Sunday, 24 de November de 2024 ISSN 1519-7670 - Ano 24 - nº 1315

Susana Singer

“Depois de uma noitada em um cruzeiro de luxo na Flórida, um universitário brasileiro, sem antecedentes criminais, é acusado de estupro por uma adolescente americana.

No início de uma manhã, um rapaz de classe média alta sai armado de sua casa em Cotia (SP), rouba quatro carros, atira a esmo, fere duas pessoas e desaparece.

Duas histórias esquisitas, dois personagens que mereceram tratamentos diferentes na Folha. O primeiro acusado teve seu nome revelado desde o primeiro momento, em 6 de janeiro, apesar de sua versão sobre o que ocorreu na cabine do Allure of the Seas não ser conhecida. O segundo acusado não foi identificado no jornal do dia seguinte (10/01), mesmo não havendo dúvida de que ele cometera os crimes.

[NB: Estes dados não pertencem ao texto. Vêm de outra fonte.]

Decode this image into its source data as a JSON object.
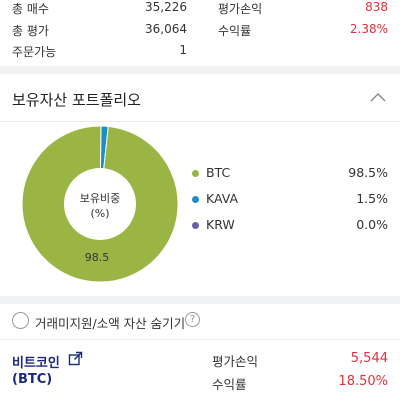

O jornal justificou o anonimato do franco-atirador dizendo atender a um pedido da família, que alegava que ele poderia estar sob ordens de um sequestrador. Não havia nenhuma pista nesse sentido nem o repórter parece ter acreditado, já que o texto começava com ‘num dia de fúria, um homem…’

‘A Folha foi excessivamente conservadora. Não havia consistência na versão do sequestro. A família queria preservá-lo e o jornal foi condescendente’, criticou o leitor João Villalva, 55, consultor.

O também consultor Wendell Matos, 37, notou que só a Folha escondeu o nome do homem. ‘A sensação que passa é a de que o jornal não tem certeza da informação ou que privilegia camadas mais ricas da população por medo de sofrer um processo judicial’, escreveu.

Se fosse consideração pelos ricos, o jovem do cruzeiro teria sido poupado. E também a dona da pizzaria na Vila Mariana (zona sul de São Paulo) onde teria ocorrido um caso de racismo. Presa por manter comida vencida na cozinha, no último dia 19, teve seu nome mencionado, sem nenhum ‘outro lado’.

O que dá para notar é uma falta de coerência na decisão de preservar ou não a identidade de acusados. O princípio na Folha é publicar o nome de suspeitos e presos, a não ser que apareçam ‘circunstâncias estranhas, que levantem dúvidas sobre a apuração policial’, esclarece a Secretaria de Redação.

O ‘Agora’, jornal da mesma empresa, é mais rigoroso. ‘Quando não há outro lado, damos apenas as iniciais da pessoa. É uma forma de pressionar os repórteres a buscar um contraponto, não ficar só com a versão da polícia’, explica Nilson Camargo, editor-responsável.

Um comunicado da Secretaria de Redação da Folha, divulgado há 15 dias, tenta criar uma diretriz para os crimes sexuais. A recomendação é discutir os casos com a chefia, levando em consideração se há: 1) a versão do acusado; 2) flagrante policial; 3) provas materiais; 4) testemunha ou mais de uma fonte; 5) o nome de quem acusa.

Por que o tratamento especial para supostos estupradores, pedófilos ou abusadores? ‘Por ser um assunto que envolve a intimidade das pessoas e de grande dificuldade de verificação das versões. Normalmente, não há testemunha e a polícia nem mesmo divulga o nome do acusador, o que, embora compreensível, prejudica a apuração’, explica a Secretaria de Redação.

Apesar de positiva, a tentativa de colocar parâmetros objetivos nessa discussão é só um remendo. Omitir nomes passa a impressão de proteção a transgressores; identificá-los implica, na era do Google, criar uma nódoa permanente na reputação da pessoa.

A variedade de situações é tamanha que talvez seja impossível criar regra única, mas é preciso perseguir a coerência e deixar sempre claro para o leitor o porquê de cada decisão. Quando se conclui por publicar ou não o nome de um acusado, é porque, na verdade, ele já passou por um julgamento – o da Redação.”